Reaction mass of 1-phenyloctadecane-1,3-dione and phenylicosane-1,3-dione

Administrative data

Endpoint:

acute toxicity: oral

Type of information:

experimental study

Adequacy of study:

key study

Study period:

(no data on starting date) 25-NOV 1996 (date of report)

Reliability:

1 (reliable without restriction)

Data source

Materials and methods

GLP compliance:

yes (incl. QA statement)

Test type:

standard acute method

Limit test:

yes

Test material

Test animals

Species:

rat

Strain:

Sprague-Dawley

Sex:

male/female

Details on test animals or test system and environmental conditions:

- Source: Iffa Crédo, 69210 L'Arbresle, France
- Age at study initiation: six weeks old
- Weight at study initiation: 188 +- 2 g for males and 150 +- 5 g for females.
- Fasting period before study: overnight period of approximately 18 hours prior to dosing
- Housing: five rats of the same sex were housed in polycarbonate cages
- Food consumption: A04 C pelleted diet (UAR, 91360 Villemoisson-sur-Orge, France) ad libitum.
- Water consumption: filtered water by a Millipore membrane (0.22 µm), ad libitum
- Acclimation period: at least five days

ENVIRONMENTAL CONDITIONS:
- Temperature: 21 +- 2°C
- Humidity: 30 to 70 %
- Air changes: 12 cycles/hour of filtered, non recycled air
- Photoperiod: 12-hour light/dark cycle

IN-LIFE DATES: no data

Administration / exposure

Route of administration:

oral: gavage

Vehicle:

corn oil

Details on oral exposure:

Vehicle:
- Concentration in vehicle: no data
- Amount of vehicle (if gavage): no data
- Justification for choice of vehicle: no data
- Lot/batch no. (if required): no data
- Purity: no data

- Maximum dose volume: 10 mL/kg

Doses:

5000 mg/kg b.w.

No. of animals per sex per dose:

5

Control animals:

no

Details on study design:

- Duration of observation period following administration: 14 days
- Frequency of observations and weighing:
> mortality and clinical signs: observed frequently during the hours after dosing.
Thereafter, observation at least once a day up to the end of the 14-day observation period. (day 15)
> body weights: determined prior to dosing (day 1), on days 8 and 15.
Body weight gain of the treated animals was compared to that of C.I.T. control animals with the same initial body weight.
- Necropsy of survivors performed: yes

Statistics:

No statistical analysis was performed

Results and discussion

Mortality:

No deaths occurred in males and females

Clinical signs:

other: The general behaviour of animals was not affected

Gross pathology:

Macroscopic examination of the main organs showed no apparent abnormalities

Any other information on results incl. tables

Table 7.2.1/2: Number of animals dead [and with evident toxicity] [and time range within which mortality occurred]

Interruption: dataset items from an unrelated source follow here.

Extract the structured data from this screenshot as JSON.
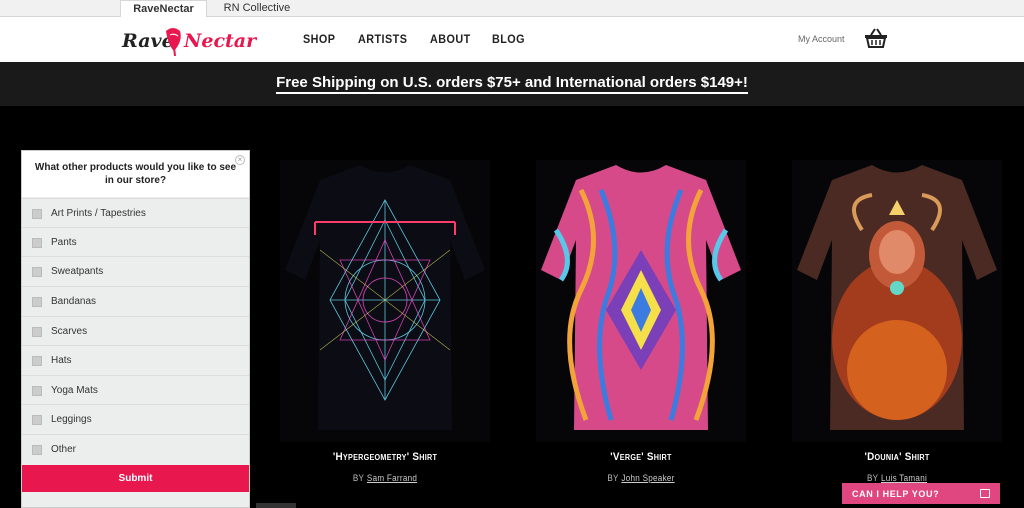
{
  "tabs": [
    {
      "label": "RaveNectar",
      "active": true
    },
    {
      "label": "RN Collective",
      "active": false
    }
  ],
  "header": {
    "logo_text_left": "Rave",
    "logo_text_right": "Nectar",
    "nav": [
      "SHOP",
      "ARTISTS",
      "ABOUT",
      "BLOG"
    ],
    "account_label": "My Account",
    "cart_icon": "basket-icon"
  },
  "banner": {
    "text": "Free Shipping on U.S. orders $75+ and International orders $149+!"
  },
  "survey": {
    "question": "What other products would you like to see in our store?",
    "close_icon": "close-icon",
    "options": [
      "Art Prints / Tapestries",
      "Pants",
      "Sweatpants",
      "Bandanas",
      "Scarves",
      "Hats",
      "Yoga Mats",
      "Leggings",
      "Other"
    ],
    "submit_label": "Submit"
  },
  "products": [
    {
      "title": "'Hypergeometry' Shirt",
      "by": "BY",
      "artist": "Sam Farrand"
    },
    {
      "title": "'Verge' Shirt",
      "by": "BY",
      "artist": "John Speaker"
    },
    {
      "title": "'Dounia' Shirt",
      "by": "BY",
      "artist": "Luis Tamani"
    }
  ],
  "chat": {
    "label": "CAN I HELP YOU?",
    "icon": "chat-window-icon"
  },
  "colors": {
    "accent": "#e8174e",
    "chat": "#e0467f",
    "banner_bg": "#1a1a1a"
  }
}
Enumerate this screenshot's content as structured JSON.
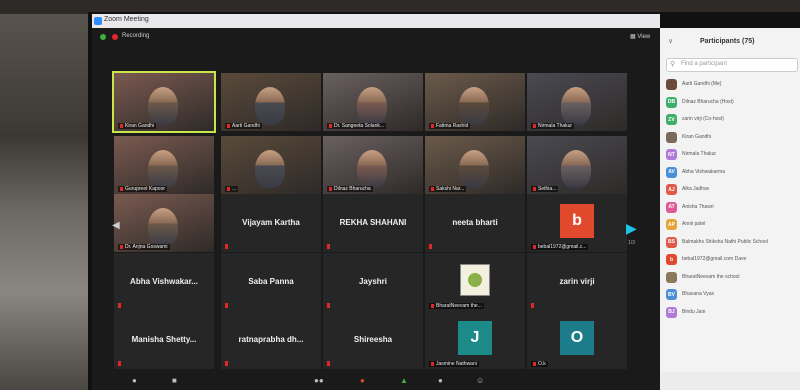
{
  "window": {
    "title": "Zoom Meeting"
  },
  "meeting": {
    "recording_label": "Recording",
    "view_label": "View",
    "page_indicator": "1/3"
  },
  "tiles": [
    {
      "name": "Kiran Gandhi",
      "kind": "video"
    },
    {
      "name": "Aarti Gandhi",
      "kind": "video"
    },
    {
      "name": "Dr. Sangeeta Solank...",
      "kind": "video"
    },
    {
      "name": "Fatima Rashid",
      "kind": "video"
    },
    {
      "name": "Nirmala Thakur",
      "kind": "video"
    },
    {
      "name": "Gurupreet Kapoor",
      "kind": "video"
    },
    {
      "name": "...",
      "kind": "video"
    },
    {
      "name": "Dilnaz Bharucha",
      "kind": "video"
    },
    {
      "name": "Sakshi Nar...",
      "kind": "video"
    },
    {
      "name": "Sethia...",
      "kind": "video"
    },
    {
      "name": "Dr. Anjna Goswami",
      "kind": "video"
    },
    {
      "name": "Vijayam Kartha",
      "kind": "name"
    },
    {
      "name": "REKHA SHAHANI",
      "kind": "name"
    },
    {
      "name": "neeta bharti",
      "kind": "name"
    },
    {
      "name": "bebal1972@gmail.c...",
      "kind": "avatar",
      "letter": "b",
      "color": "#e0492c"
    },
    {
      "name": "Abha Vishwakar...",
      "kind": "name"
    },
    {
      "name": "Saba Panna",
      "kind": "name"
    },
    {
      "name": "Jayshri",
      "kind": "name"
    },
    {
      "name": "BharatNeevam the...",
      "kind": "logo"
    },
    {
      "name": "zarin virji",
      "kind": "name"
    },
    {
      "name": "Manisha Shetty...",
      "kind": "name"
    },
    {
      "name": "ratnaprabha dh...",
      "kind": "name"
    },
    {
      "name": "Shireesha",
      "kind": "name"
    },
    {
      "name": "Jasmine Nathwani",
      "kind": "avatar",
      "letter": "J",
      "color": "#1d8a8a"
    },
    {
      "name": "O.k",
      "kind": "avatar",
      "letter": "O",
      "color": "#1d7c8a"
    }
  ],
  "participants": {
    "title": "Participants (75)",
    "search_placeholder": "Find a participant",
    "items": [
      {
        "name": "Aarti Gandhi (Me)",
        "initials": "",
        "color": "#6b4a3a"
      },
      {
        "name": "Dilnaz Bharucha (Host)",
        "initials": "DB",
        "color": "#3fae6b"
      },
      {
        "name": "zarin virji (Co-host)",
        "initials": "ZV",
        "color": "#3fae6b"
      },
      {
        "name": "Kiran Gandhi",
        "initials": "",
        "color": "#7a6a5a"
      },
      {
        "name": "Nirmala Thakur",
        "initials": "NT",
        "color": "#b07ad8"
      },
      {
        "name": "Abha Vishwakarma",
        "initials": "AV",
        "color": "#4a8ed8"
      },
      {
        "name": "Alka Jadhav",
        "initials": "AJ",
        "color": "#e05a4a"
      },
      {
        "name": "Anisha Thawri",
        "initials": "AT",
        "color": "#e05a9a"
      },
      {
        "name": "Annii patel",
        "initials": "AP",
        "color": "#e8a23a"
      },
      {
        "name": "Balmakhs Shiksha Nathi Public School",
        "initials": "BS",
        "color": "#e05a4a"
      },
      {
        "name": "bebal1972@gmail.com Dave",
        "initials": "b",
        "color": "#e0492c"
      },
      {
        "name": "BharatNeevam the school",
        "initials": "",
        "color": "#8a7a5a"
      },
      {
        "name": "Bhavana Vyas",
        "initials": "BV",
        "color": "#4a8ed8"
      },
      {
        "name": "Bindu Jain",
        "initials": "BJ",
        "color": "#b07ad8"
      }
    ]
  }
}
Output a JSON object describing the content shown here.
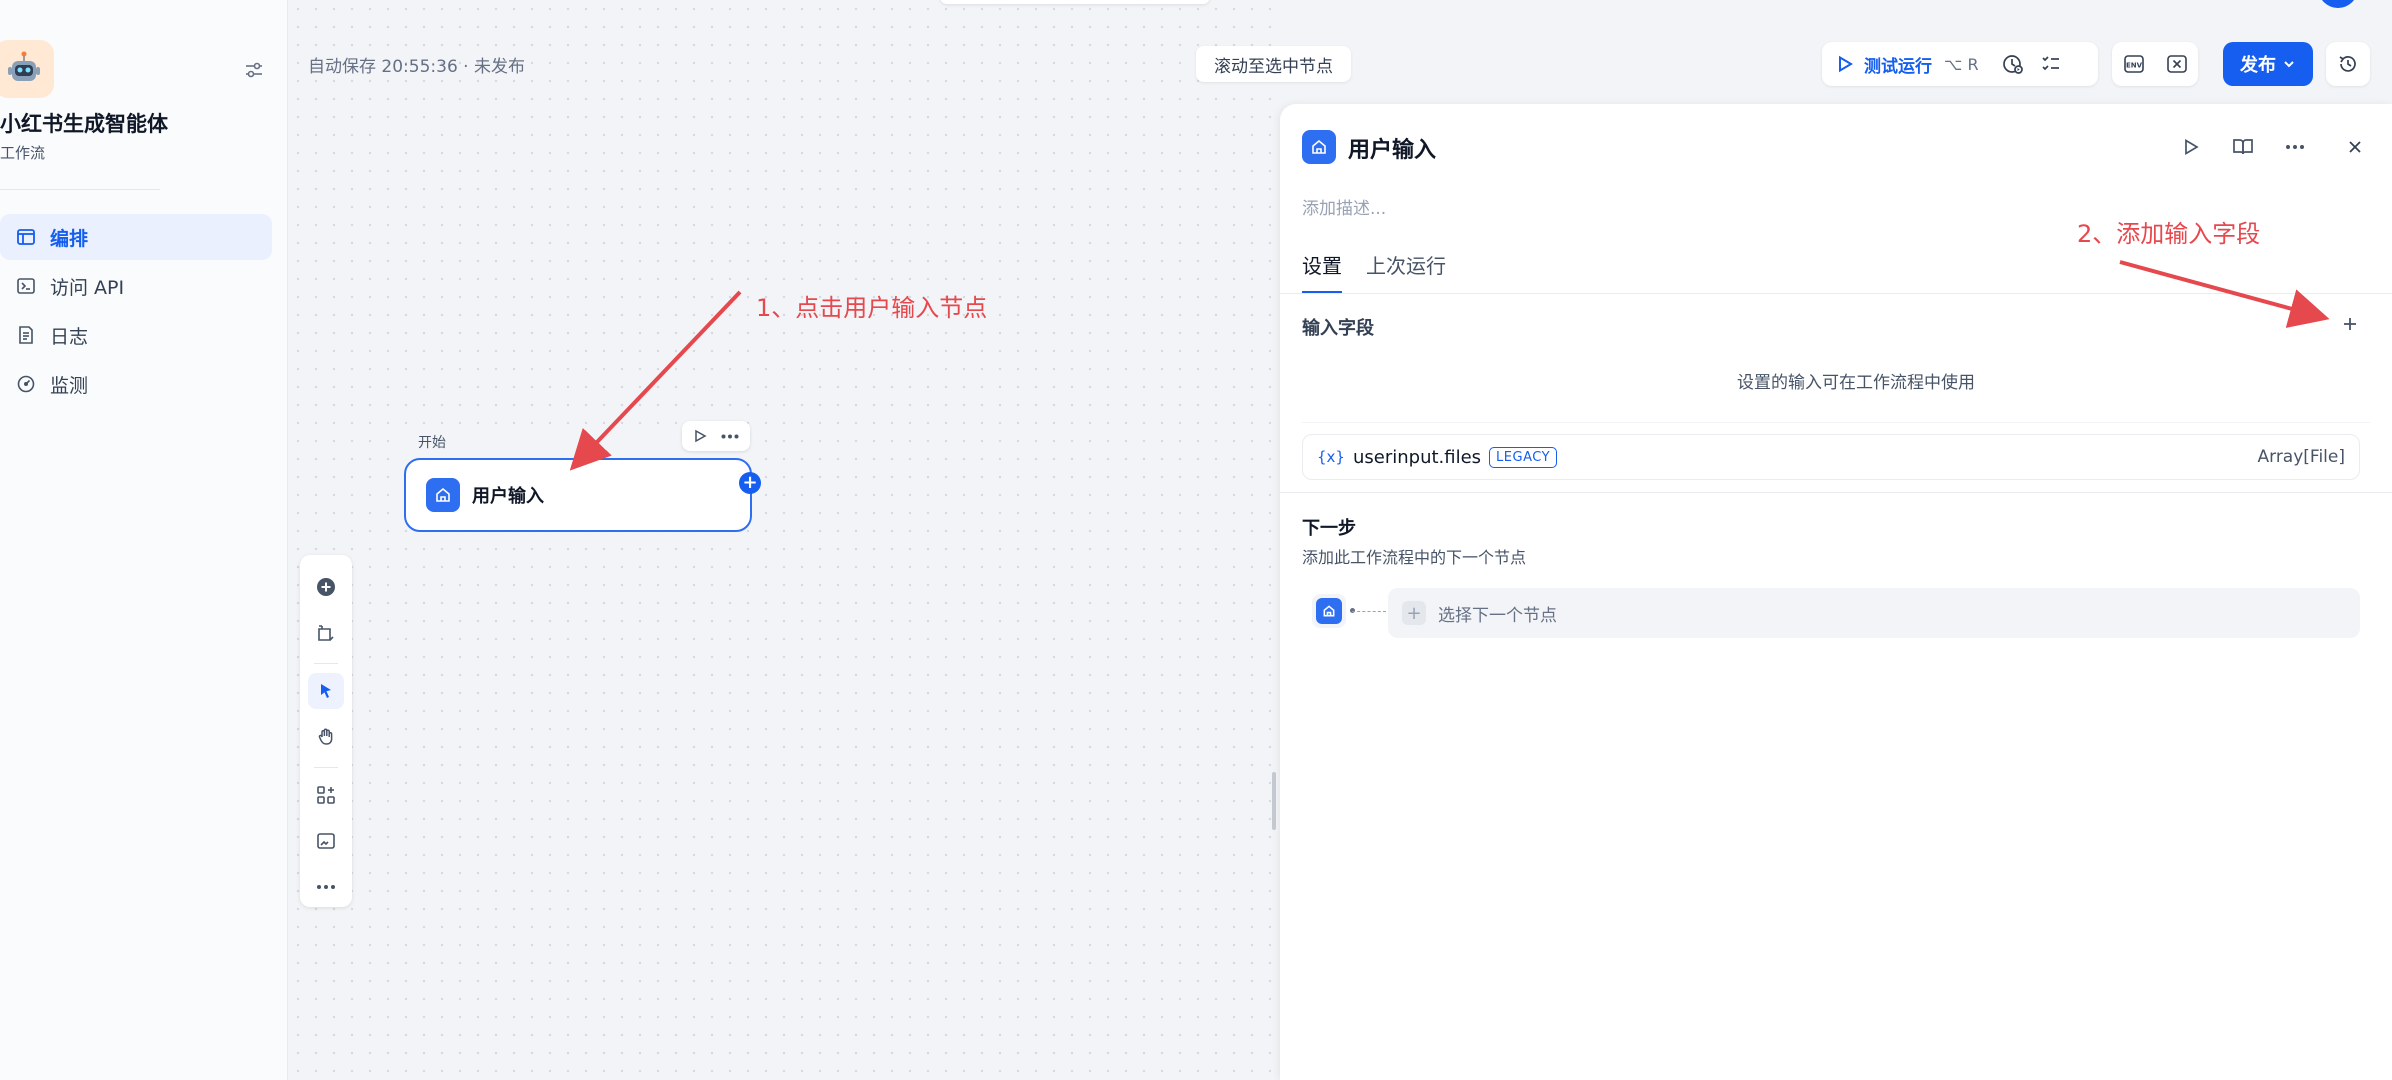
{
  "app": {
    "name": "小红书生成智能体",
    "type": "工作流"
  },
  "sidebar": {
    "items": [
      {
        "label": "编排",
        "icon": "layout-icon",
        "active": true
      },
      {
        "label": "访问 API",
        "icon": "terminal-icon",
        "active": false
      },
      {
        "label": "日志",
        "icon": "log-icon",
        "active": false
      },
      {
        "label": "监测",
        "icon": "gauge-icon",
        "active": false
      }
    ]
  },
  "header": {
    "autosave": "自动保存 20:55:36 · 未发布",
    "scroll_to_node": "滚动至选中节点",
    "test_run": "测试运行",
    "test_run_shortcut": "⌥ R",
    "publish": "发布",
    "accent_color": "#155eef"
  },
  "canvas": {
    "node_group_label": "开始",
    "node_label": "用户输入",
    "annotation1": "1、点击用户输入节点"
  },
  "panel": {
    "title": "用户输入",
    "description_placeholder": "添加描述...",
    "annotation2": "2、添加输入字段",
    "tabs": [
      {
        "label": "设置",
        "active": true
      },
      {
        "label": "上次运行",
        "active": false
      }
    ],
    "input_fields_title": "输入字段",
    "input_hint": "设置的输入可在工作流程中使用",
    "variable": {
      "prefix": "{x}",
      "name": "userinput.files",
      "badge": "LEGACY",
      "type": "Array[File]"
    },
    "next_step_title": "下一步",
    "next_step_desc": "添加此工作流程中的下一个节点",
    "select_next": "选择下一个节点"
  },
  "annotation_color": "#e5484d"
}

Dose (mg/kg bw)	Mortality (# dead/total)			Time range of deaths (hours)	Number with evident toxicity (#/total)
	Male	Female	Combined		Male	Female	Combined
5000	0	0	-	-	0	0	-

Applicant's summary and conclusion

Interpretation of results:

not classified

Remarks:

Migrated information Criteria used for interpretation of results: EU

Conclusions:

Under the conditions of the current study, the test item showed no signs of toxicity in female and male rats over a period of 14 days when given orally once at 5000 mg/kg bw. The LD50 can therefore be concluded to be greater than 5000 mg/kg bw. The reaction mass of Stearoylbenzoylmethane and Palmitoylbenzoylmethane is not classified for acute oral toxicity according to the criteria of Annex VI of the Directive 67/548/CEE and according to EU Regulation 1272/2008 (CLP).

Executive summary:

RHODIASTAB X5 was tested for acute oral toxicity in Sprague-Dawley rats in a limit dose assay.
The test substance, a powder, was administered diluted in corn oil. Animals were fastened overnight prior to treatment. The assay was conducted on a group of 10 rats (5 males, 5 females) with a dose of 5000 mg/kg b.w. administered by gavage in a single oral dose (maximum dose volume of 10 mL/kg b.w).
Examinations for mortality, clinical signs and body weight gain were performed during the 14-day observation period. All surviving animals were necropsied at the end of the observation period.

No deaths occurred and no clinical signs were observed during the study. Body weight gain was not affected by treatment. At necropsy, macroscopic examination of main organs showed no abnormalities.

As the acute oral LD50 was found to be greater than 5000 mg/kg b.w. under the conditions of the test, the reaction mass of Stearoylbenzoylmethane and Palmitoylbenzoylmethane is not classified according to Annex VI of the Directive 67/548/CEE and according to EU Regulation 1272/2008 (CLP).